Hz. Peygamber'i bu şekilde sıkı davranmaya iten sebep, Mekke'yi ani bir baskın ile ele geçirip savaşa ve kan dökülmesine meydan vermemekti. Çünkü
Mekkeli müşrikler, Müslümanların Mekke'nin fethi amacıyla bir hazırlık içinde olduklarını haber aldıkları takdirde gerekli önlemleri alarak güçleri
yettiğince şehri savunacaklardı. Neticede çok sayıda can kaybına sebep olan bir savaş cereyan edebilirdi. Fakat bütün bu gizlilik gayretlerine rağmen Hâtıb
b. Ebû Beltea isimli bir muhacir Mekke'ye, oradaki yakınlarını kollamak maksadıyla, yapılan hazırlıkları bildiren bir mektup göndermek istemişti. Hz.
Peygamber, bir kadın tarafından taşınan bu mektuptan bir şekilde haberdar oldu ve Mekke'ye ulaşmasını engelledi. Hz. Ömer, ihaneti sebebiyle Hâtıb'ı
öldürmek için izin istese de âlemlere rahmet olarak gönderilen Efendimiz (sav), “Ama o Bedir'e katıldı.” buyurarak Hâtıb'ı affetti. 6
Hazırlıklar tamamlanınca Resûlullah (sav) Ramazan ayının onuna tekabül eden çarşamba günü, şehrin idaresini Ebû Ruhm'a devrederek beraberindekilerle
birlikte Medine'den ayrıldı. 7 İslâm ordusu, müttefik güçlerin de katılımıyla yaklaşık on bin kişilik ihtişamlı bir ordu hâline gelmişti. 8 Medine'den çıkışta az
olan askerî gücün yol boyu katılımlarla bu sayıya ulaşması, önemli bir savaş stratejisi idi. Bir diğer strateji ise Mekkelileri şaşırtmak amacıyla Mekke-Medine
yolu üzerinde bulunan Batn-ı İdam'a doğru Ebû Katâde komutasında bir keşif birliği gönderilmesiydi. 9 Böylelikle Kureyşliler, Müslümanlar Mekke
civarındaki dağların arkasına

ordugâhlarını kuruncaya kadar, onların kendilerine karşı harekete geçtiklerine dair bir haber alamamışlardı.

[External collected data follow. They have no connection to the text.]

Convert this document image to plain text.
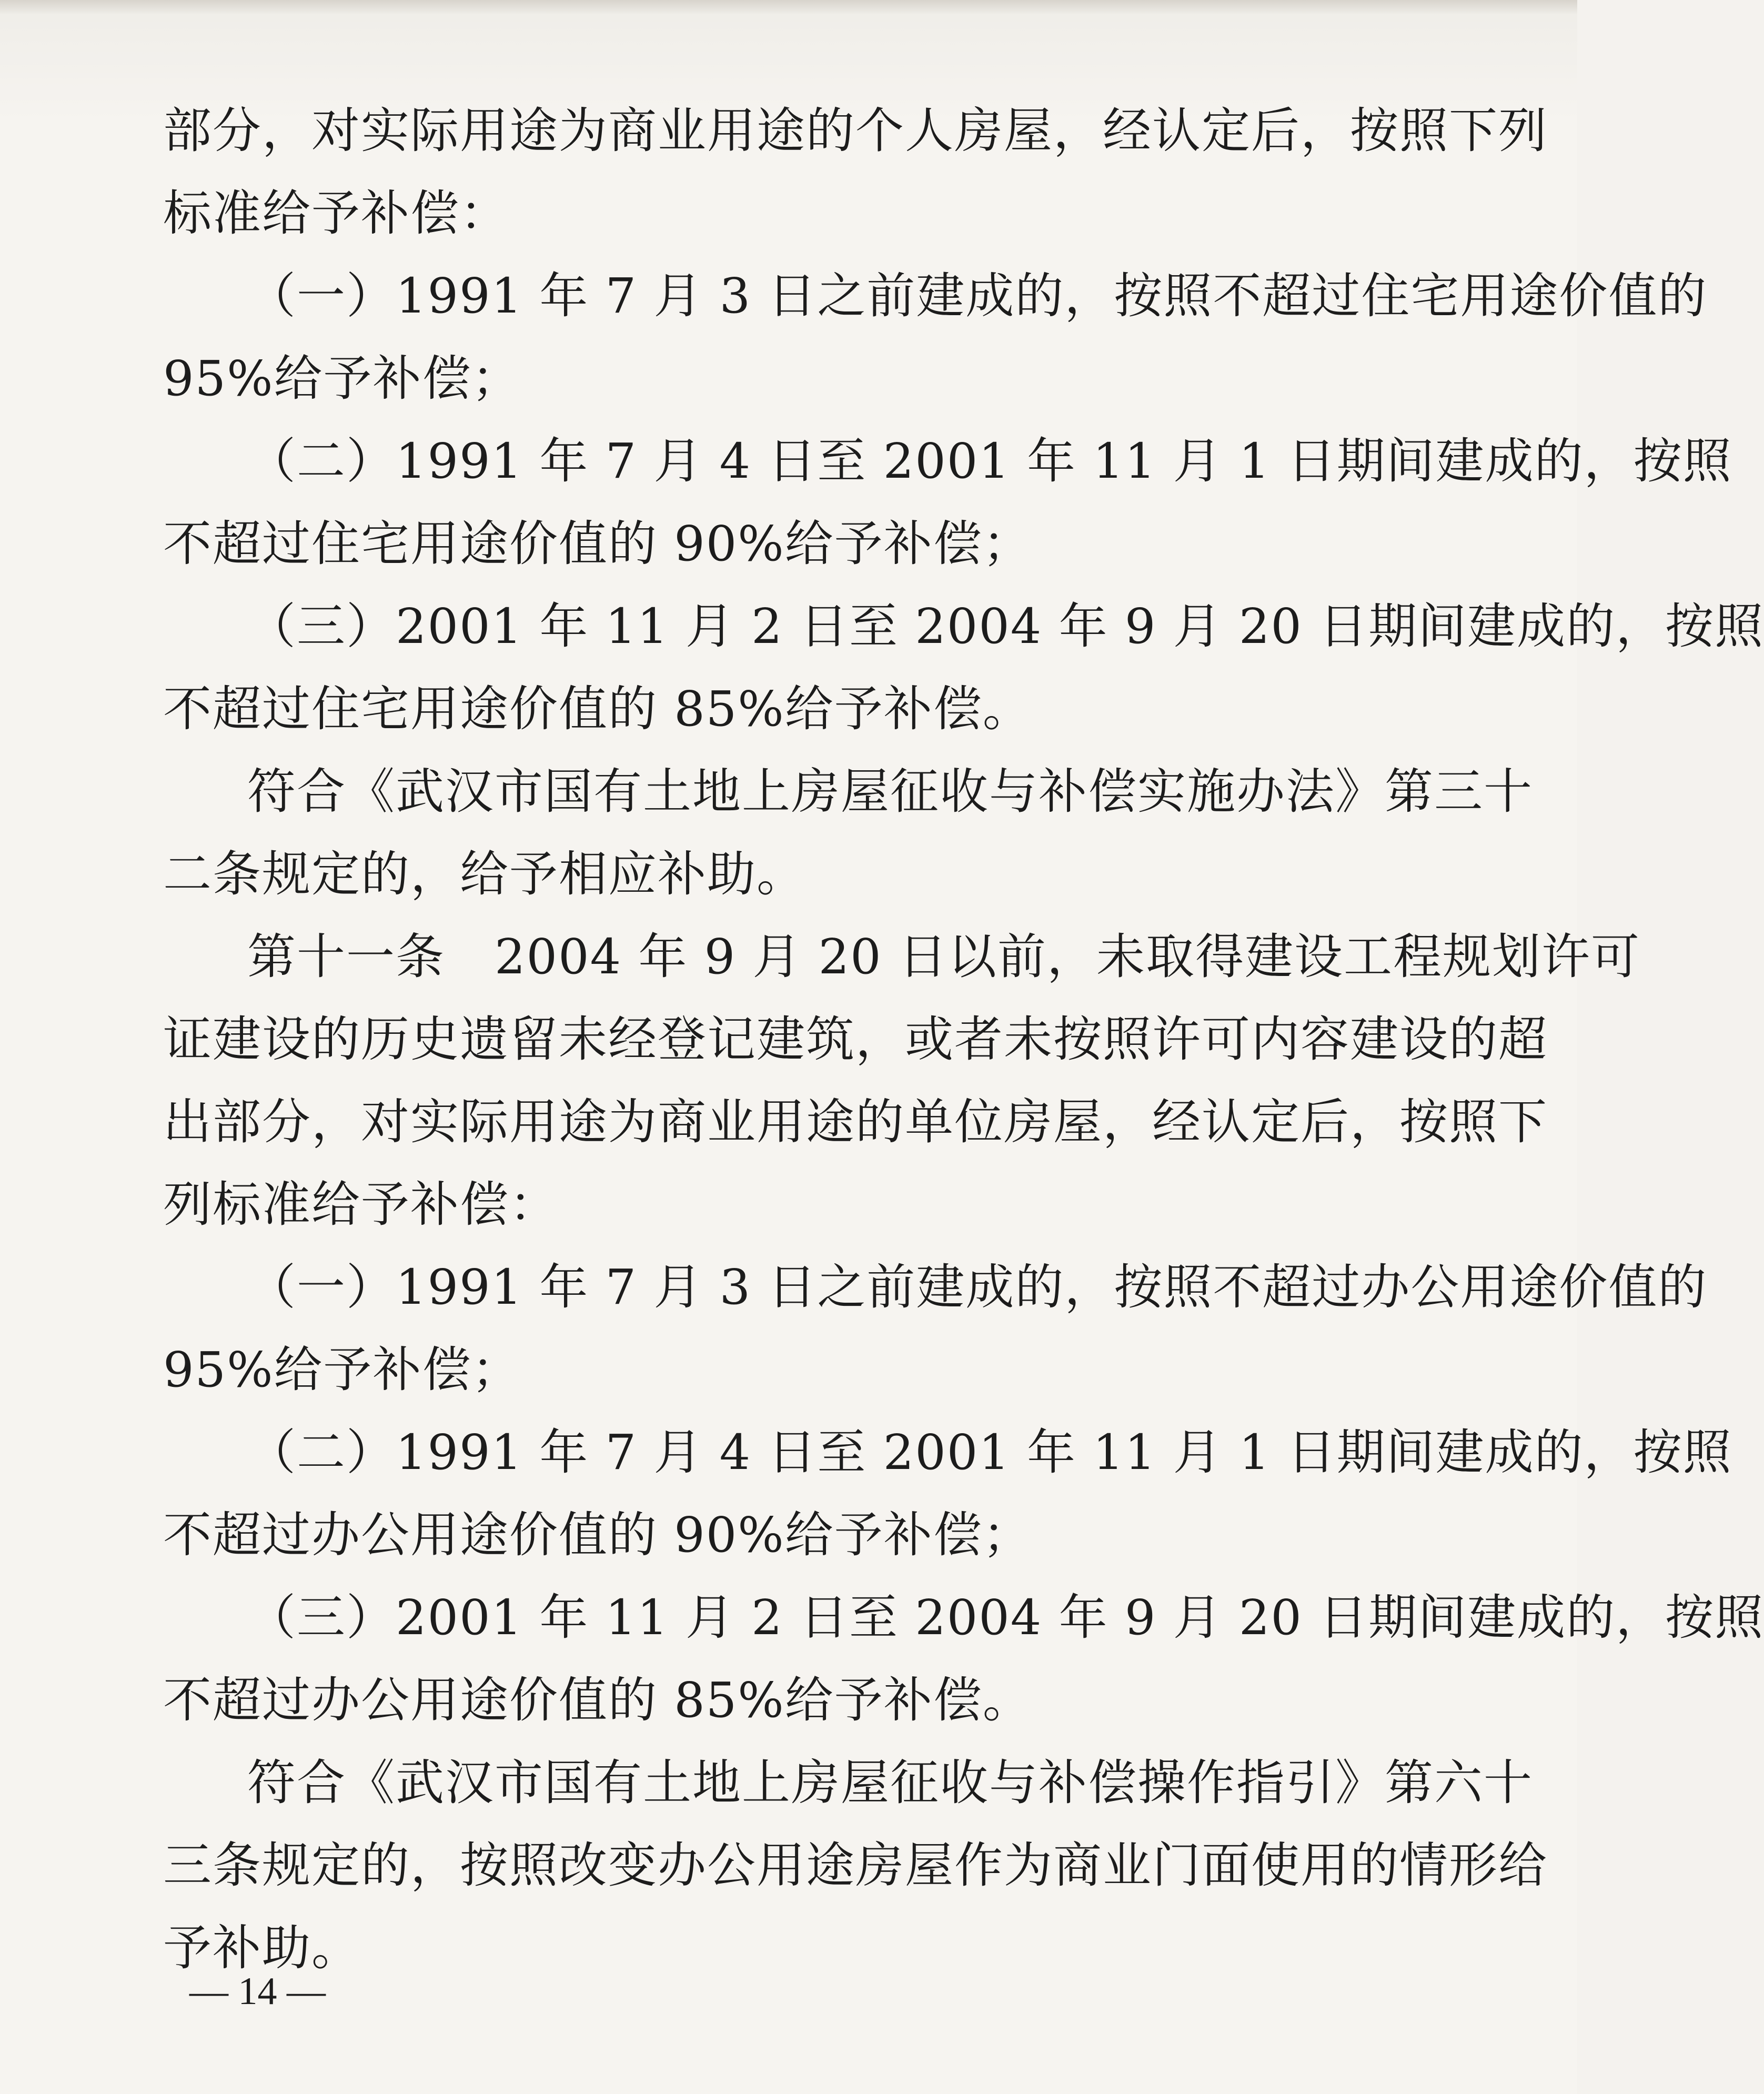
部分，对实际用途为商业用途的个人房屋，经认定后，按照下列
标准给予补偿：
（一）1991 年 7 月 3 日之前建成的，按照不超过住宅用途价值的
95%给予补偿；
（二）1991 年 7 月 4 日至 2001 年 11 月 1 日期间建成的，按照
不超过住宅用途价值的 90%给予补偿；
（三）2001 年 11 月 2 日至 2004 年 9 月 20 日期间建成的，按照
不超过住宅用途价值的 85%给予补偿。
符合《武汉市国有土地上房屋征收与补偿实施办法》第三十
二条规定的，给予相应补助。
第十一条　2004 年 9 月 20 日以前，未取得建设工程规划许可
证建设的历史遗留未经登记建筑，或者未按照许可内容建设的超
出部分，对实际用途为商业用途的单位房屋，经认定后，按照下
列标准给予补偿：
（一）1991 年 7 月 3 日之前建成的，按照不超过办公用途价值的
95%给予补偿；
（二）1991 年 7 月 4 日至 2001 年 11 月 1 日期间建成的，按照
不超过办公用途价值的 90%给予补偿；
（三）2001 年 11 月 2 日至 2004 年 9 月 20 日期间建成的，按照
不超过办公用途价值的 85%给予补偿。
符合《武汉市国有土地上房屋征收与补偿操作指引》第六十
三条规定的，按照改变办公用途房屋作为商业门面使用的情形给
予补助。
— 14 —
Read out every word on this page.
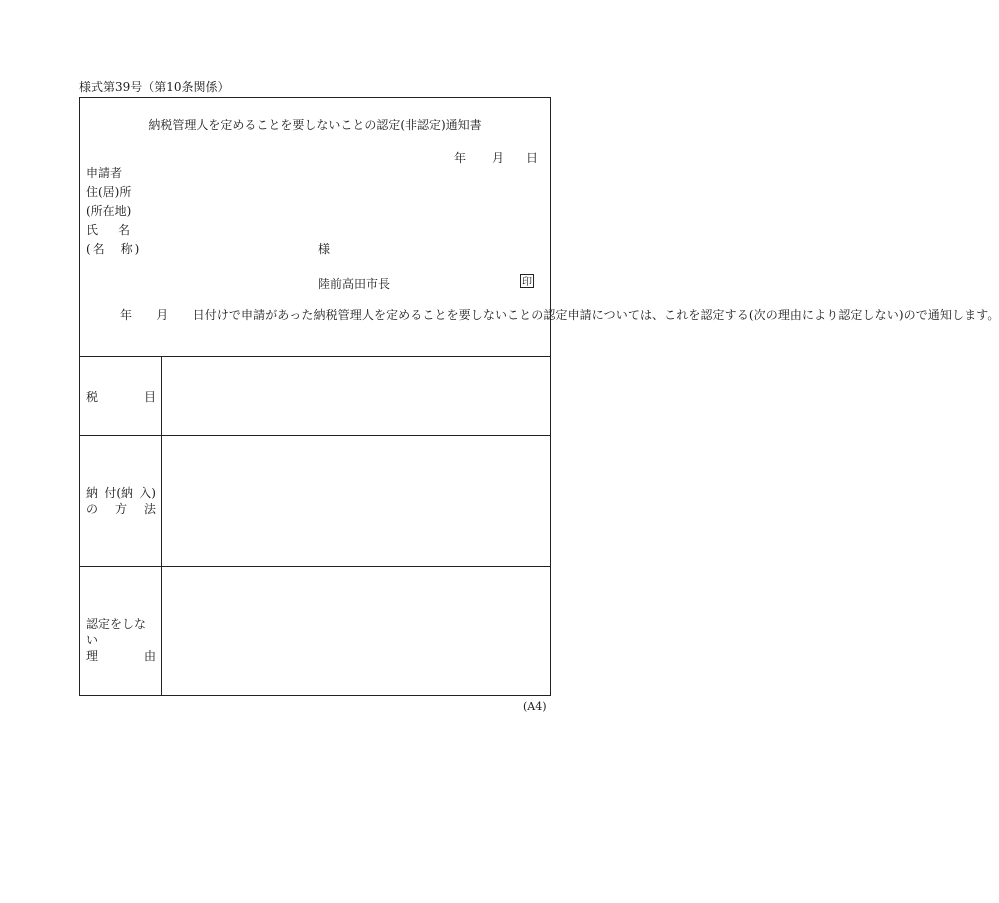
様式第39号（第10条関係）
納税管理人を定めることを要しないことの認定(非認定)通知書
年 月 日
申請者
住(居)所
(所在地)
氏名
(名　称)	様
陸前高田市長	印
年　　月　　日付けで申請があった納税管理人を定めることを要しないことの認定申請については、これを認定する(次の理由により認定しない)ので通知します。
税	目
納 付(納 入)
の 方 法
認定をしない
理	由
(A4)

Ramazan ayı münasebetiyle Medine'den oruçlu çıkan Resûlullah ile ashâbı, yanlarındaki yüklerle birlikte uzunca bir yol kat ettiler. Hava çok sıcaktı... Tam
da sıcaktan ve susuzluktan bunaldıkları anda Kedîd suyunun bulunduğu yere ulaşmışlardı. Allah Resûlü, ashâbının meraklı bakışları arasında devesinin
üzerinde iken bir tas su istedi ve besmele çekerek suyu yudumladı. 10 Bunu gören ashâbı da oruçlarını bozdular. Bundan sonra Resûlullah, Mekke'ye
varıncaya kadar bir daha oruç tutmadı. 11 Böylece Hz. Peygamber meşakkatli bir yolculuk esnasında Cenâb-ı Hakk'ın kullarına tanıdığı bir kolaylık olan
oruç tutmama ruhsatının 12 nasıl uygulanacağını göstermiş oldu.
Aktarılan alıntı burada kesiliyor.